Photography has the magical ability to show us the surface of things in minute detail, but in the hands of a photographer as talented as Erika Larsen it can reveal, not only objects seen by the eye, but feelings of the heart. While working on her four-year photography project among the Sámi, Erika chose to live as a beaga (housekeeper) for the reindeer herding family of Nils Peder and Ingrid Gaup while photographing near Kautokeino, Norway and Gällivare, Sweden. From that intimate vantage point, she was able to immerse herself in the culture, language, and land of the northern Sámi.

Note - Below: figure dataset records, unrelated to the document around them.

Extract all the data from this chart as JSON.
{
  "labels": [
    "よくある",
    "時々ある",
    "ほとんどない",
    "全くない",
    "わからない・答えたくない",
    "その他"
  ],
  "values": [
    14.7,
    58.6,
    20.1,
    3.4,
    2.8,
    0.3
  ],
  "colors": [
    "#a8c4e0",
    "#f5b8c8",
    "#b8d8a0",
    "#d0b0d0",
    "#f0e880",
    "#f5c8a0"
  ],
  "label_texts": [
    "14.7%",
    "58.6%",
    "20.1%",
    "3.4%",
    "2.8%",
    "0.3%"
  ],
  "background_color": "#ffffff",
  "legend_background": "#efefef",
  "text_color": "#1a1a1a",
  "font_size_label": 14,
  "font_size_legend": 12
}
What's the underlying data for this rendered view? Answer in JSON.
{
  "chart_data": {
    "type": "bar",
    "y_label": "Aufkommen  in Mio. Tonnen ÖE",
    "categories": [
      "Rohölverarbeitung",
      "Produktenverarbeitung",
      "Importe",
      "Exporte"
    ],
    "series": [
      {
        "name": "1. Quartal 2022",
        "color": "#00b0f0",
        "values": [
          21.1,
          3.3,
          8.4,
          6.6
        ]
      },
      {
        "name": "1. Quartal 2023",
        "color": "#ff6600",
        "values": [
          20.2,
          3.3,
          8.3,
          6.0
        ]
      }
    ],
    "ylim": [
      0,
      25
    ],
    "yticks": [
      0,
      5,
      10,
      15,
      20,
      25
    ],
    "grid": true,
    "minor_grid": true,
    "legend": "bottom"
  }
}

In her splendid coffee table book, Sámi – Walking with Reindeer, she combines striking color photographs illuminating the Sámi connections to their environment and each other with poetry exploring her own place within nature and the Sámi way of life. She speaks, both with photographs and words, of the connection of the present day Sámi with their rich ancestral heritage through nature and the land.

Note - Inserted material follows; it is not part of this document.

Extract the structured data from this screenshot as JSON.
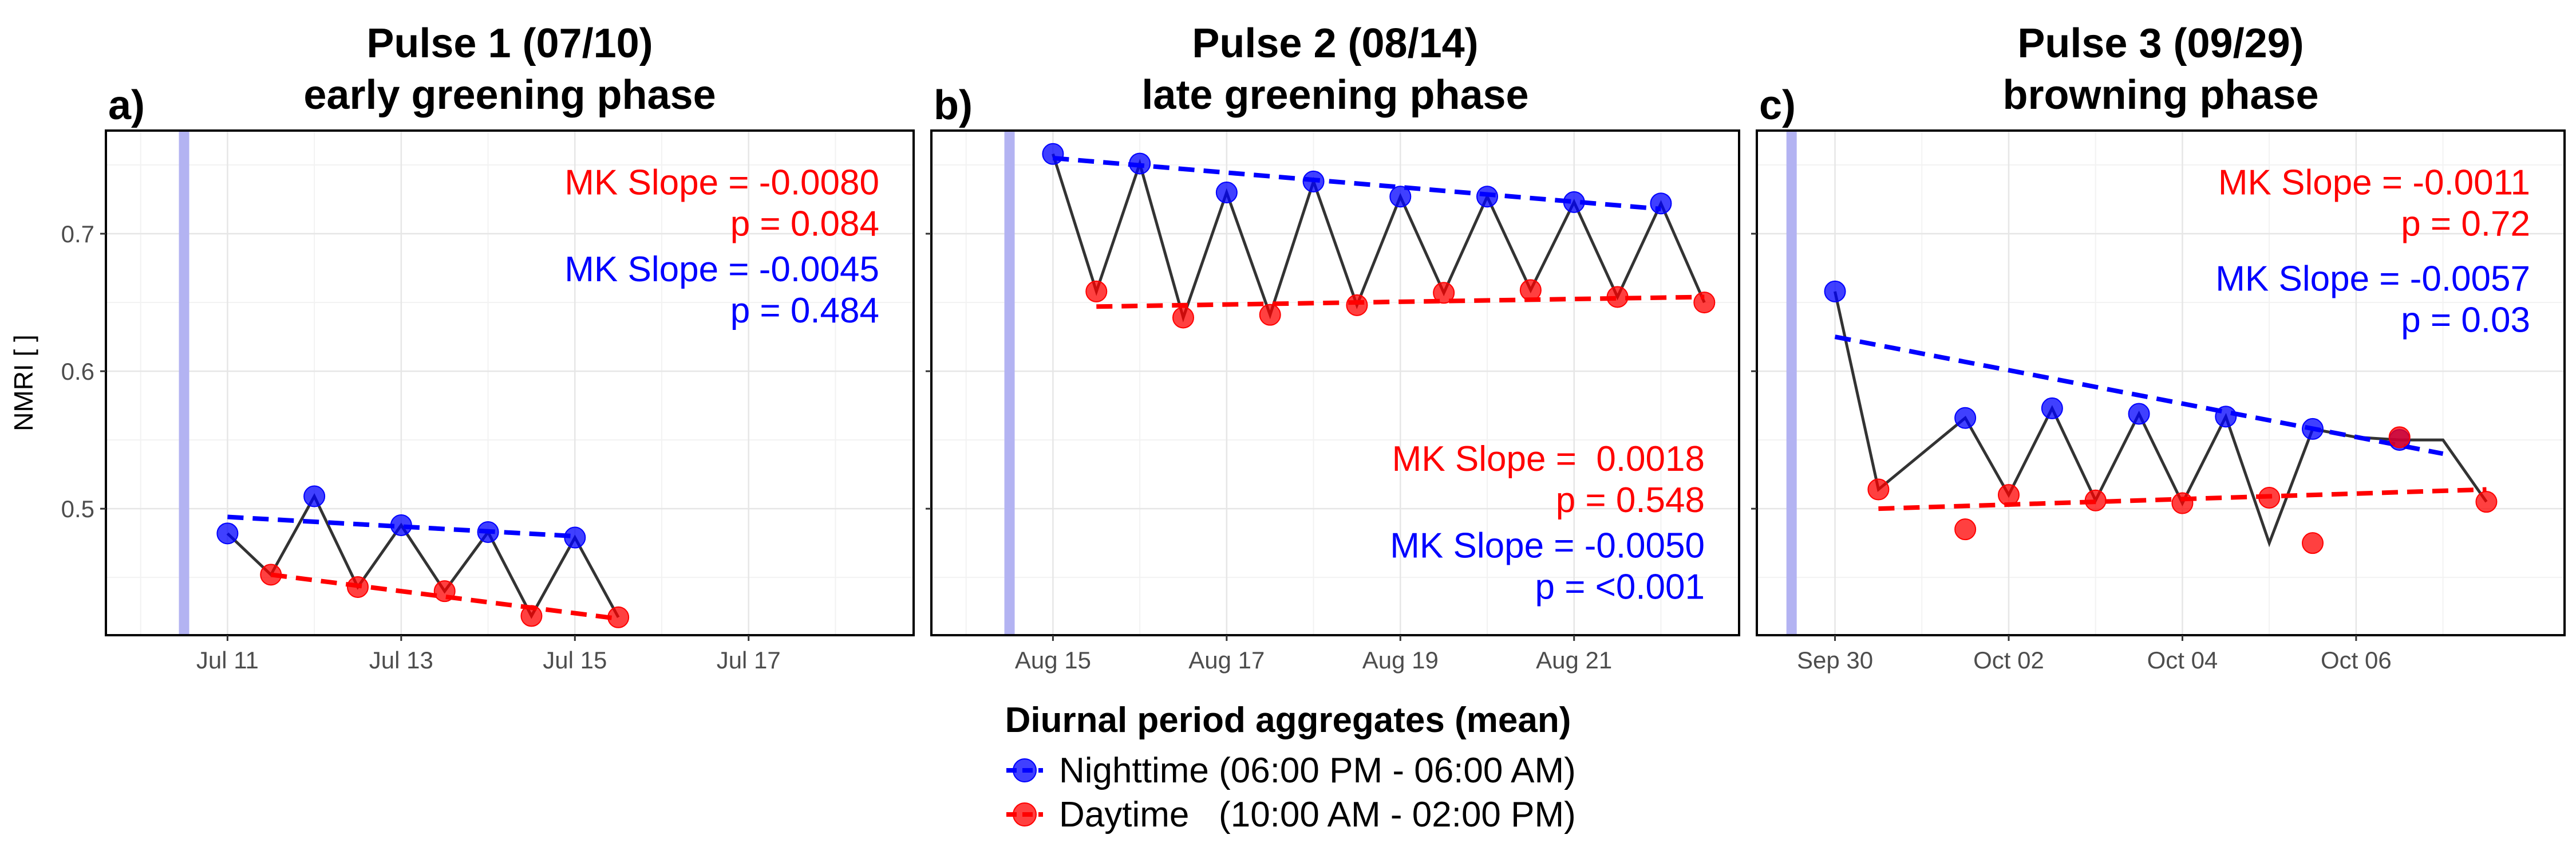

In her photographs, Erika doesn’t flinch at the often bloody realities of the reindeer herding life, while finding a majestic beauty in the moving herds. Her approach to the people is equally honest but suffused with a palpable tenderness. Although coming as an outsider, she looks to the Sámi as teachers, “Through the Sámi I hope to better understand our role as stewards of the earth. It is inevitable when spending time in a more nature-based culture that one must recognize the cycles of life and death and therefore begin to evaluate man’s role within this circle.”